Because this is a distributed system, we need a distributed, synchronized cache. We cannot use memcached, as WebGUI 7.x does not support it (but WebGUI 8 does). So for now we must use the database as our synchronized cache, but what if we put a faster, local cache in front of the slower, synchronized cache?

CHI has an awesome way to do this: Add an l1_cache

my $cache   = CHI->new(
    driver              => 'DBI',
    namespace           => 'localhost',
    dbh                 => $dbh,
    expires_variance    => '0.10',
    l1_cache            => {
        driver      => 'FastMmap',
        root_dir    => '/tmp/cache',
    },
);

Now we're using FastMmap to share an in-memory cache between our web processes, and if the L1 cache is expired or missing, we look for content from the DBI cache. If that cache is missing or expired, we have a cache miss and have to recompute the value.

Hurdles

I had to install the DB tables myself, which was not difficult, just undocumented (bug report filed). MySQL only allows a 1000-byte key, and the CHI::Driver::DBI tries to create a 600-character key. This is fine in the Latin-1 charset, but MySQL complains if you're using UTF-8 by default.

The driver also tries to create a TEXT field to hold the cache value, but MySQL expects a text field to hold characters in a known character set. After noticing that my cache values were empty, I changed to a LONGBLOB.
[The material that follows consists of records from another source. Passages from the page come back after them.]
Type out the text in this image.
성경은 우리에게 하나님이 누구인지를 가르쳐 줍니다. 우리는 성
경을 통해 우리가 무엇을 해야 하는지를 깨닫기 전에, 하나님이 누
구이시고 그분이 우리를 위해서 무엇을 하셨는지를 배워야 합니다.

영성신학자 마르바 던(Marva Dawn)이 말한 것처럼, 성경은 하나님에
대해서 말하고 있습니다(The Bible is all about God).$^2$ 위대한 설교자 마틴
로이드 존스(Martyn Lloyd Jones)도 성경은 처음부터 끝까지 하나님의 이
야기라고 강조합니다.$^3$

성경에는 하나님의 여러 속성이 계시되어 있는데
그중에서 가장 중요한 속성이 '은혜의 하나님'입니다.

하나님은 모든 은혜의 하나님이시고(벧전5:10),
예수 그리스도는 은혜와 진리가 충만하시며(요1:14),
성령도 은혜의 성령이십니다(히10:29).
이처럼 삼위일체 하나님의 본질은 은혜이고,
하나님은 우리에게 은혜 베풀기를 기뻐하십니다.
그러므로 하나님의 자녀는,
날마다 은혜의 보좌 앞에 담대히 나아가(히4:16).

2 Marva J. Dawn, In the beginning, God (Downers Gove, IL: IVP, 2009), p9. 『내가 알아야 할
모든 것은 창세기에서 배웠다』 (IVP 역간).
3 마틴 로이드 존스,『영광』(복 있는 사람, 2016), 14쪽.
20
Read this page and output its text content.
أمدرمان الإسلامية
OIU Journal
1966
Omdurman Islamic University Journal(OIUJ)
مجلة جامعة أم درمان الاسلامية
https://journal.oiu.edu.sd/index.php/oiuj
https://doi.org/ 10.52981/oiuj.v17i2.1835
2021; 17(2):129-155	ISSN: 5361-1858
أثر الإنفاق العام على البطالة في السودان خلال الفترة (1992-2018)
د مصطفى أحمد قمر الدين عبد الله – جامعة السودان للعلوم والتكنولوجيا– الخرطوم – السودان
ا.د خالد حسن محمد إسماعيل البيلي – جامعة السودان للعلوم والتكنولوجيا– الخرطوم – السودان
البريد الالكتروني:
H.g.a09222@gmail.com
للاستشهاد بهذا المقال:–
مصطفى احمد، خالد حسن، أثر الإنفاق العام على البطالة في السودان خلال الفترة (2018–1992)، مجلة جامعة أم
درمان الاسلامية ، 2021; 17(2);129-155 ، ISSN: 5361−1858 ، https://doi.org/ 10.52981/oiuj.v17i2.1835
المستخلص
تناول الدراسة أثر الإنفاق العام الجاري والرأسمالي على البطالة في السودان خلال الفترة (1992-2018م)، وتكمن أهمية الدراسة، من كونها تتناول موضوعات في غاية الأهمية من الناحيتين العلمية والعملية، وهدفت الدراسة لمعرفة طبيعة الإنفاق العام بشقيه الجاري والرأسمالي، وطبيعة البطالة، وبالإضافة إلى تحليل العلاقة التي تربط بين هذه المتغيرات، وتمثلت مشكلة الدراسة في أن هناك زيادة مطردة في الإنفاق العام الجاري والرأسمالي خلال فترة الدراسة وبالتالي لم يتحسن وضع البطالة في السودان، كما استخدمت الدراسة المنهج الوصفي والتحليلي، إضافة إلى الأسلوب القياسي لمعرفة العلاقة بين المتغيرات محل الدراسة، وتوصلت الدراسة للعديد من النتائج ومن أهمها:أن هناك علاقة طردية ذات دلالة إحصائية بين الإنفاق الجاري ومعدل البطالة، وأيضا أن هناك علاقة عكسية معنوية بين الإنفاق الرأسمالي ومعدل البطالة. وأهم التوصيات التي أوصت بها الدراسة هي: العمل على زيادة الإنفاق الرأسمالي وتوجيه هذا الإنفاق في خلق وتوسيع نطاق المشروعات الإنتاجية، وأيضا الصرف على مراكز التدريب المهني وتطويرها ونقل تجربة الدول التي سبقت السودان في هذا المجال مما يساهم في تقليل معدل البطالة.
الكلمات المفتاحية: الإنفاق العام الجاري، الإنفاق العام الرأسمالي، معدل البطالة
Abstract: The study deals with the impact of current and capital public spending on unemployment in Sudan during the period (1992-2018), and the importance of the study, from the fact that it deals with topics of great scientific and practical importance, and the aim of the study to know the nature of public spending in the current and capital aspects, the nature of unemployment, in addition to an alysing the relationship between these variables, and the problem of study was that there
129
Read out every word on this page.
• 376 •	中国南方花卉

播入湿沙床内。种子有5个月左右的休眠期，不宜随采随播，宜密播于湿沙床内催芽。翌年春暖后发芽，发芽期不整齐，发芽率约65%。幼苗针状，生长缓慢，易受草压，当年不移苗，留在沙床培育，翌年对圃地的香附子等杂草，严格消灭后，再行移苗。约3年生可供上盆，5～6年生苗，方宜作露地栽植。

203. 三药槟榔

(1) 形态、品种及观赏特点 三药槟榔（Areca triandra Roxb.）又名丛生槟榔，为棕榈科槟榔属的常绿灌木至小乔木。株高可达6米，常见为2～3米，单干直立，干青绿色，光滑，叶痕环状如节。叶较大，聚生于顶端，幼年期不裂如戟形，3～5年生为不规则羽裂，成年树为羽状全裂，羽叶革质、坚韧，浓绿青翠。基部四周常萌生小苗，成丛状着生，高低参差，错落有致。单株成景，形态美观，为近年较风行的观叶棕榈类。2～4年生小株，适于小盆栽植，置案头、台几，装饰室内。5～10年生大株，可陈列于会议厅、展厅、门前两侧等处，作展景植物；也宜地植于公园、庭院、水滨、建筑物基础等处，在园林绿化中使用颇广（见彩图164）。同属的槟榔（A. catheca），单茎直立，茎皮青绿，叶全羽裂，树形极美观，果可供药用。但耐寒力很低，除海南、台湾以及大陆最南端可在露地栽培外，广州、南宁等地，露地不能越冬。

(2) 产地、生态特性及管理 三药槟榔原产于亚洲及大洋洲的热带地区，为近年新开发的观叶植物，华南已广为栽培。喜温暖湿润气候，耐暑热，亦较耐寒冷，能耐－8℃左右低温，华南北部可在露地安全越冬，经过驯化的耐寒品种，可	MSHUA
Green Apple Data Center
The full create table statements are below:

-- primary cache table: chi_<namespace> --
CREATE TABLE IF NOT EXISTS `chi_localhost` (
    `key` VARCHAR(255),
    `value` LONGBLOB,
    PRIMARY KEY ( `key` )
);

-- CHI metacache table --
CREATE TABLE IF NOT EXISTS `chi__CHI_METACACHE` (
    `key` VARCHAR(255),
    `value` LONGBLOB,
    PRIMARY KEY ( `key` )
);

Results

The server is stable again! Spikes do not turn into out-of-control loads and unresponsive server. We'll see how things go tomorrow during normal business hours (the peak time for this site), but right now it looks like CHI has saved the day!